4 months ago I couldn’t swim a length of front crawl. 2 weeks into adult swimming lessons and I could manage 2 lengths and then my capability seems to have exponentially increased every week. Swimming has become just a little bit addictive, I just want to get back in the pool to concentrate on different bits of my stroke and breathing and speed. But in all my sessions so far I’ve never swum continuously up and down for longer than 2 lengths, I’ve always stopped and had a drink, a breather, possibly (probably) a chat. This as it turns out, was an oversight.

The target for this first part of the year was Swimathon 2017, a 5k distance which depending on my progress, my sisters and I were going to split equally or some other proportion between us as a team.
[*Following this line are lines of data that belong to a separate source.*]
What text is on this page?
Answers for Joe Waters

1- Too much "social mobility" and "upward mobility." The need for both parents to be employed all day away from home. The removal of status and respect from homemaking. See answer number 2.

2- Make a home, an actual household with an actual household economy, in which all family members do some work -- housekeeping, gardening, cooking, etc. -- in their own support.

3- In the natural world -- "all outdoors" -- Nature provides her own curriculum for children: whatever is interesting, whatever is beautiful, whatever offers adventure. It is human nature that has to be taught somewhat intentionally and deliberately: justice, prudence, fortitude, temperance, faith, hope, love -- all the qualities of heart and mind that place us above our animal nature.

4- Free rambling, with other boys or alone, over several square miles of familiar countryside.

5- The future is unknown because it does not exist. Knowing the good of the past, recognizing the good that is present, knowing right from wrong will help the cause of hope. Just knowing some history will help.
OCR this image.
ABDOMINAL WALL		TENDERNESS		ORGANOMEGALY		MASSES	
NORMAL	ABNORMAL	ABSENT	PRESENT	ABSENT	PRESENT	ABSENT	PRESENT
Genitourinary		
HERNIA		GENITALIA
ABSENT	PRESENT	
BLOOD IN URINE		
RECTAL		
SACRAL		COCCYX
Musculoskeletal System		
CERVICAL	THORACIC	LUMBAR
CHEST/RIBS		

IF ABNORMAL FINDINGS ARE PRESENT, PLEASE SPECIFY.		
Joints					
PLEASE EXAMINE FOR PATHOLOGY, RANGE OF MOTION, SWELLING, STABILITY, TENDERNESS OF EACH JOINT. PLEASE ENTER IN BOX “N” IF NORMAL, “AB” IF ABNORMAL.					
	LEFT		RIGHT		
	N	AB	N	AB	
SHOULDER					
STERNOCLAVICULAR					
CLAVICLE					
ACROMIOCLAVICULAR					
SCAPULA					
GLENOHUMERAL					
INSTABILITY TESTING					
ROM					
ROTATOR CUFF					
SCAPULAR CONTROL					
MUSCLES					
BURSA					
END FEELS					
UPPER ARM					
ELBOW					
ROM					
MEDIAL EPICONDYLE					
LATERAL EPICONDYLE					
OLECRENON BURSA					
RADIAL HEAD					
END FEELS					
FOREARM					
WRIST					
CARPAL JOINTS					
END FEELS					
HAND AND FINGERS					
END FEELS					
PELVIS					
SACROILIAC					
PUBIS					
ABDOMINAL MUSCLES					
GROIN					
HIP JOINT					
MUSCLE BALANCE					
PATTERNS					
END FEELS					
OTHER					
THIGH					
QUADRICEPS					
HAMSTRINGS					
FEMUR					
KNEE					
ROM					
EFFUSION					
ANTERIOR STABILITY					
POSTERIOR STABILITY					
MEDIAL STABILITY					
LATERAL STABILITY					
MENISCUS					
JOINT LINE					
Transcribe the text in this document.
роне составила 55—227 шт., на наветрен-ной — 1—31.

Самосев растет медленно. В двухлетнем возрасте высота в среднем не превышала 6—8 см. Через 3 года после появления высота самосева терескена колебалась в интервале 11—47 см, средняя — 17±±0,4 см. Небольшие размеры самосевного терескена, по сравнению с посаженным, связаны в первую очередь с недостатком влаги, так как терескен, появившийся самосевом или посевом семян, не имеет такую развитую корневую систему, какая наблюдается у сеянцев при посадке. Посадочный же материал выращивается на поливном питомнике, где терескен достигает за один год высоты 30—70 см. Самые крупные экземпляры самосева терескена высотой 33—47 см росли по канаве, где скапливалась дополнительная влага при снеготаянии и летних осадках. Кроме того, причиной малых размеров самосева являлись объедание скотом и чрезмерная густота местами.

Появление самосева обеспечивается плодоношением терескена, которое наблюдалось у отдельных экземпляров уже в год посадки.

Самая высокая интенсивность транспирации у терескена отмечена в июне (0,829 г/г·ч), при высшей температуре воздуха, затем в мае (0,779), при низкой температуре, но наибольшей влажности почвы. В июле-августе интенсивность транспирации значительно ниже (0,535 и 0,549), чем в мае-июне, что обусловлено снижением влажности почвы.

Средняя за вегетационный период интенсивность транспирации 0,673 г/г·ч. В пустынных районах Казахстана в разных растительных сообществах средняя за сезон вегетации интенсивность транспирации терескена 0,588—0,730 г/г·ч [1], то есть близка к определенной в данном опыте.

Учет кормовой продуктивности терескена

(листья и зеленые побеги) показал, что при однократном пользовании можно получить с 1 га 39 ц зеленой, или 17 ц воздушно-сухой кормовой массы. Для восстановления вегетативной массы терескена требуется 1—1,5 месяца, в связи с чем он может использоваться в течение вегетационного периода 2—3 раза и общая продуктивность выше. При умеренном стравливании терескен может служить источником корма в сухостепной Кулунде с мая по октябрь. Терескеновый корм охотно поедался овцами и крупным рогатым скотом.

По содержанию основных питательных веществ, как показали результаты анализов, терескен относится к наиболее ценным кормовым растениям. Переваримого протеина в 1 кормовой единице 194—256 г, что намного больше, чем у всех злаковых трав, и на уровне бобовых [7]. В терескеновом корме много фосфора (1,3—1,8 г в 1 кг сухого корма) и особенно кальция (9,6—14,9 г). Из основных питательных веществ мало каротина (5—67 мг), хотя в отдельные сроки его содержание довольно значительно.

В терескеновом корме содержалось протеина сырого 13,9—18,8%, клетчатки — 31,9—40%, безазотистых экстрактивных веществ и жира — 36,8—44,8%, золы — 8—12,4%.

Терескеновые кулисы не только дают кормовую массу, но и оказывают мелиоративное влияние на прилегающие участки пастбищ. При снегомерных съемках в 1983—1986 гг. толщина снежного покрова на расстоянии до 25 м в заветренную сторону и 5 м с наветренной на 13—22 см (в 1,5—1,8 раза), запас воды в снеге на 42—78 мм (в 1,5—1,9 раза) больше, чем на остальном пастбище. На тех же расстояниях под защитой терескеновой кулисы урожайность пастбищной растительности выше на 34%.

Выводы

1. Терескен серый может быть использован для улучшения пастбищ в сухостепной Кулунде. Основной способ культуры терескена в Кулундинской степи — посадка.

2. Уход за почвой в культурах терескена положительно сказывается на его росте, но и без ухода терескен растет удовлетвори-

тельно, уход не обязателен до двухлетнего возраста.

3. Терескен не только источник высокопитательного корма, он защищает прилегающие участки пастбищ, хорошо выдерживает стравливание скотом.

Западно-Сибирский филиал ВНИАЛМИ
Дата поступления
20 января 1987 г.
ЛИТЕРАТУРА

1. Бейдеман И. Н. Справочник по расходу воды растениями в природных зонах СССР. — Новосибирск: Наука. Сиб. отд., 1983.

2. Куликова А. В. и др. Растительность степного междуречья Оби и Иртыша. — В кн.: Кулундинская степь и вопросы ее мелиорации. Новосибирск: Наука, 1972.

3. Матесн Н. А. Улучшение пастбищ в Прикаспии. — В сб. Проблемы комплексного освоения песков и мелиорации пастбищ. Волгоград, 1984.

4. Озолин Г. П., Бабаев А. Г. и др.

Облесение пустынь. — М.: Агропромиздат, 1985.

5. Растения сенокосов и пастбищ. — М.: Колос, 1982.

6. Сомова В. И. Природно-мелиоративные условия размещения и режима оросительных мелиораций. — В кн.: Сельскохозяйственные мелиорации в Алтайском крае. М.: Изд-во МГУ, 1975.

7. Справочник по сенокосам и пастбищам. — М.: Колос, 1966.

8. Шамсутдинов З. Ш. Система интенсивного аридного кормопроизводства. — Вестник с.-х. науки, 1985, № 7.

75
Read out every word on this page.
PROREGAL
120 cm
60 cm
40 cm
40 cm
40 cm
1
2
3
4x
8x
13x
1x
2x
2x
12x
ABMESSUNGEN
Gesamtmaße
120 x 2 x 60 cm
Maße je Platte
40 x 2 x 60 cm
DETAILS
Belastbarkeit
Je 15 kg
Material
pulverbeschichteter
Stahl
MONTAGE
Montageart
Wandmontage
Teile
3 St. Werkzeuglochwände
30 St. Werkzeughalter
We ended up with my stints being 10 lengths at a time. I’ll be honest my preparation wasn’t the greatest, I did a boot camp the morning of, then didn’t make good choices in the hours before regarding pre-exercise fuelling (I’m writing a really interesting research blog about eating and exercise – watch this space – but this was an example of what NOT to eat before you swim) so when I finally got in for my turn it was with a slightly heavy non-dolphin like air. 10 lengths in one go is hard. I don’t think I ever realised how hard swimming is when you do it as an endurance sport. Writing this down in actual words makes me want to face palm about what a numpty I am, of course it’s hard…..

My sisters, aka mermaids, swam their 20 lengths barely breaking sweat, and I made it through my 4 lots of 10 lengths, but it hurt, interestingly though each set got slightly easier and we finished in style with some sprint lengths, last team in the pool, just us and the wonderful volunteers who organised and the lap counters (slightly wearily) applauding us in.

Next target, keep working on technique to increase the efficiency of my swimming (I might be swimming but it’s not very pretty if you know what I mean) and build up swimming endurance. I’m going to do some swimming interval training, just like I would if I wanted to increase my running speed and distance. I’ve found some Speedo Swim Training workouts that I’m going to try – an 8 week plan, check it out here:

They seem a bit complicated so I have tasked one of my sisters with coming up with some simpler ones that you can pick and mix from. Watch this space.

Also Open Water Swimming……soon anyway……when it’s a bit warmer [coughs nervously, sidles into next room].